Tedavi altta yatan etkene nazaran uygulanıyor
Basit bir tahrişten kaynaklanıyorsa resen geçebilen boğaz ağrısında çoklukla tedaviye muhtaçlık duyuluyor. Öncelikle yapılan detaylı kulak, burun ve boğaz muayenesi sonrasında boğaz ağrısına neden olan sebeplerin, hastalığın seyrinin, hastanın durumunun tespit edilmesi gerekiyor. Alerjiye bağlı tablolar farklı bir tedavi gerektirirken bakteriyel enfeksiyonlar çoklukla antibiyotik tedavisiyle geçiyor; viral enfeksiyonlarda ise antibiyotik kullanımı yarar sağlamıyor, münasebetiyle yalnızca semptomlara yönelik ilaçlara başvuruluyor.

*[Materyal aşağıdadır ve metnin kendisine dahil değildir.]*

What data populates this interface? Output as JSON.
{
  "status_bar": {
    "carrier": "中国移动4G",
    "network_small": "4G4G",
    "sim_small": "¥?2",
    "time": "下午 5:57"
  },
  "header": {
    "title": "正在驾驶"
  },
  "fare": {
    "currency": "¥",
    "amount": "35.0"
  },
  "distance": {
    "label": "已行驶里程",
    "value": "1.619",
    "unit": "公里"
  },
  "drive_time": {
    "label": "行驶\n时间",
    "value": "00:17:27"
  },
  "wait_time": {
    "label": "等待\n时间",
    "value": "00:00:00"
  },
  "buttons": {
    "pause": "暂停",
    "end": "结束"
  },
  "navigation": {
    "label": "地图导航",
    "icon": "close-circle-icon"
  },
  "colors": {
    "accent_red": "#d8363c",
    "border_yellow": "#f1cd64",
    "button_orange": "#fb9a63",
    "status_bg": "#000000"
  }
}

Bulunduğunuz ortamı sık sık havalandırın
Pek çok farklı neden boğaz ağrısına yol açsa da bu ağrıdan korunmak için alınabilecek tedbirler mevcut. Öncelikle istikrarlı beslenerek, tertipli idman yaparak, kâfi müddet uyuyarak ve gerilimden uzak durarak bağışıklık sistemimizi güçlendirmemiz büyük kıymet taşıyor. Bol su tüketimi, tabip denetiminde alınan C vitamini, çinko ile D vitamini de fayda sağlıyor.

Ellerimizi sık yıkayarak şahsî hijyenimize dikkat etmenin yararına da işaret eden Kulak, Burun ve Boğaz Hastalıkları Uzmanı Doç. Dr. Ayça Özbal Koç, alabileceğimiz öteki tedbirleri şöyle özetliyor: “Kapalı ortamlardan, sigara dumanından ve hasta bireylerden uzak durmak, sık havalandırarak bulunduğunuz ortamın havasını taze tutmak kıymetlidir. Burun ve boğaz mukozasının kurumaması için de odayı nemlendirmek gerekmektedir. Ayrıyeten boğazı tahriş eden sigara, tütün eserleri ile çok sıcak ve çok soğuk yiyeceklerden kaçınmak enfeksiyon ve boğaz ağrısı riskini azaltacaktır. Alerjisi olan bireylerin de doktorun önerdiği formda alerji tedavilerini sürdürmeleri gerekmektedir.”